Methods: Patients admitted to a neurologic intensive care unit (ICU) due to cerebral infarction were included. Neurologic and non-neurologic predictors for in-unit mortality were determined by logistic regression analyses. Two models using (A) neurologic factors and (B) combined neurologic and non-neurologic factors as mortality predictors were developed. The performance of the models in predicting overall, neurologic and non-neurologic mortalities was compared by areas under the receiver-operating characteristic curves (AUC) of the derived regressive equations.
Results: Of 231 patients with cerebral infarction admitted to the ICU, 34 (14.7%) died during ICU stay. Conscious state and acute physiologic abnormalities were significant predictors of mortality. The length of ICU stay in patients with non-neurologic mortality was longer than in those with neurologic mortality (p = 0.044).
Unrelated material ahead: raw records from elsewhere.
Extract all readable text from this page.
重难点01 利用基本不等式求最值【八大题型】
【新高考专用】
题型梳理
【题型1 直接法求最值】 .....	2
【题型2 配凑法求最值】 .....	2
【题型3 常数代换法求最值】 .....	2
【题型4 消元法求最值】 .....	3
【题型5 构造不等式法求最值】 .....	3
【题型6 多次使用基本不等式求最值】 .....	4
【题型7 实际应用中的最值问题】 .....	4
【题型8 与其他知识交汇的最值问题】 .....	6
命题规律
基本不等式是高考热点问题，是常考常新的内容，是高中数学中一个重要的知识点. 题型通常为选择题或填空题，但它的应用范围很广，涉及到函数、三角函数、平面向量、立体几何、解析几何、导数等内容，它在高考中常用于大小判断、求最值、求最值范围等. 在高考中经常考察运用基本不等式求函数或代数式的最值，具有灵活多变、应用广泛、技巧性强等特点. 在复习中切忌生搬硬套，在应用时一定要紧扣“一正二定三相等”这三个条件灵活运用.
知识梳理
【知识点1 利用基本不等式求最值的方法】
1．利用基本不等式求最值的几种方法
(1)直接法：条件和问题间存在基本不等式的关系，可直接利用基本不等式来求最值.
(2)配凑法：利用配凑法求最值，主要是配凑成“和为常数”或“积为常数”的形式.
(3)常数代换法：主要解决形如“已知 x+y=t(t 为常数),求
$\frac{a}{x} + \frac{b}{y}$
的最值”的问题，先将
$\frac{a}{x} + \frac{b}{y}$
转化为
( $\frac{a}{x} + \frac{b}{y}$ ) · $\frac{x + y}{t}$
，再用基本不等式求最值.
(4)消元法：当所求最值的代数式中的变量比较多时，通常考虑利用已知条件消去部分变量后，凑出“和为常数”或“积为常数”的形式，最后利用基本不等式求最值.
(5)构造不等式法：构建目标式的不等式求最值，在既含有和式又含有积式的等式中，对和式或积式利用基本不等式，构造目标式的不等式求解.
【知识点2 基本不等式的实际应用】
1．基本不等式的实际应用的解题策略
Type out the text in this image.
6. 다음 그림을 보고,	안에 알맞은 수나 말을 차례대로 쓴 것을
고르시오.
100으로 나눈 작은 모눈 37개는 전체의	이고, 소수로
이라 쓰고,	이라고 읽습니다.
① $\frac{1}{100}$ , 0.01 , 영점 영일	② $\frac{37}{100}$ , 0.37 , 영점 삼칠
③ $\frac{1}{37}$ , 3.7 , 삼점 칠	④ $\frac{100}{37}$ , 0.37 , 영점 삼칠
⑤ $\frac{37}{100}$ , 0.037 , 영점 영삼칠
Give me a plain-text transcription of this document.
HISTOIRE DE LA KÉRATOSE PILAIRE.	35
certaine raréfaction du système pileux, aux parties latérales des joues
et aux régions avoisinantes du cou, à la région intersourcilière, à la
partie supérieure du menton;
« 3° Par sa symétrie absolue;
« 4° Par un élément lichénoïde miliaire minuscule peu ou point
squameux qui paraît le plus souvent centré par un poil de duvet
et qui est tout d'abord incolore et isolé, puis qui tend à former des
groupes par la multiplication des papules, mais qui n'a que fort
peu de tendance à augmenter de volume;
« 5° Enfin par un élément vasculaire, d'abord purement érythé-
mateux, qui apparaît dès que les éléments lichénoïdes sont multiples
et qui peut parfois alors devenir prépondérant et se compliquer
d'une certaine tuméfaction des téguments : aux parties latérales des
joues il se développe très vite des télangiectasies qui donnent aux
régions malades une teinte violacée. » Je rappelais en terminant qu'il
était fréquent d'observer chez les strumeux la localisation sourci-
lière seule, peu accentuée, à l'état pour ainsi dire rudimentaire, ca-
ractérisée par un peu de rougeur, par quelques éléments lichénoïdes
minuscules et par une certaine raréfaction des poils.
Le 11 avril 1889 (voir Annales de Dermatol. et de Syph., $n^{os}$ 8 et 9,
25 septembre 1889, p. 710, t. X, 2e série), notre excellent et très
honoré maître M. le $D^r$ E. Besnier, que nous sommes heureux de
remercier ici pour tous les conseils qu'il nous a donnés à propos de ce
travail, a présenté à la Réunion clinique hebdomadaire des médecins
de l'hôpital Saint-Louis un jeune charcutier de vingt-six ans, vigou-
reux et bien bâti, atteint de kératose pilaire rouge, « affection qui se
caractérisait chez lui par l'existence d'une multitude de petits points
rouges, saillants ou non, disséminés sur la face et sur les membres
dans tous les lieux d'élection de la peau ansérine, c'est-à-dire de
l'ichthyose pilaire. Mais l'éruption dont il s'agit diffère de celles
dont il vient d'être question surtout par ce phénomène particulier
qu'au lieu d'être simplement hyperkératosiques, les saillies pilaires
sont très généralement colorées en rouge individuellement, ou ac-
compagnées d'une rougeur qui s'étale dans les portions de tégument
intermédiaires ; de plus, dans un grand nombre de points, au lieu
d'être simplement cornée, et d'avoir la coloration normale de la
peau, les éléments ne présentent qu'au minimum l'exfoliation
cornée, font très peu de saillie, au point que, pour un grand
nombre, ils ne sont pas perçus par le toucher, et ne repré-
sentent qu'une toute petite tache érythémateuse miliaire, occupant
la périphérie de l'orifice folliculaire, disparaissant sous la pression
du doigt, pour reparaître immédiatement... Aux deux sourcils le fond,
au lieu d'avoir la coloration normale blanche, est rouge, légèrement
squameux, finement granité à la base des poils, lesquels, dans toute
The AUC of Model B was larger than that of Model A in predicting overall (0.768 +/- 0.045 vs. 0.863 +/- 0.033, p = 0.005) and non-neurologic mortalities (0.570 +/- 0.073 vs. 0.707 +/- 0.074, p = 0.009), while there was no difference in predicting death from neurologic causes (0.858 +/- 0.044 vs. 0.880 +/- 0.032, p = 0.217).
Conclusion: Impaired consciousness and acute physiologic abnormalities are independent predictors of mortality for severe ischemic stroke during the acute stage. Neurologic factors predict early mortality from intrinsic cerebral dysfunction, while non-neurologic factors, especially the associated physiologic abnormalities, predict late mortality from medical complications.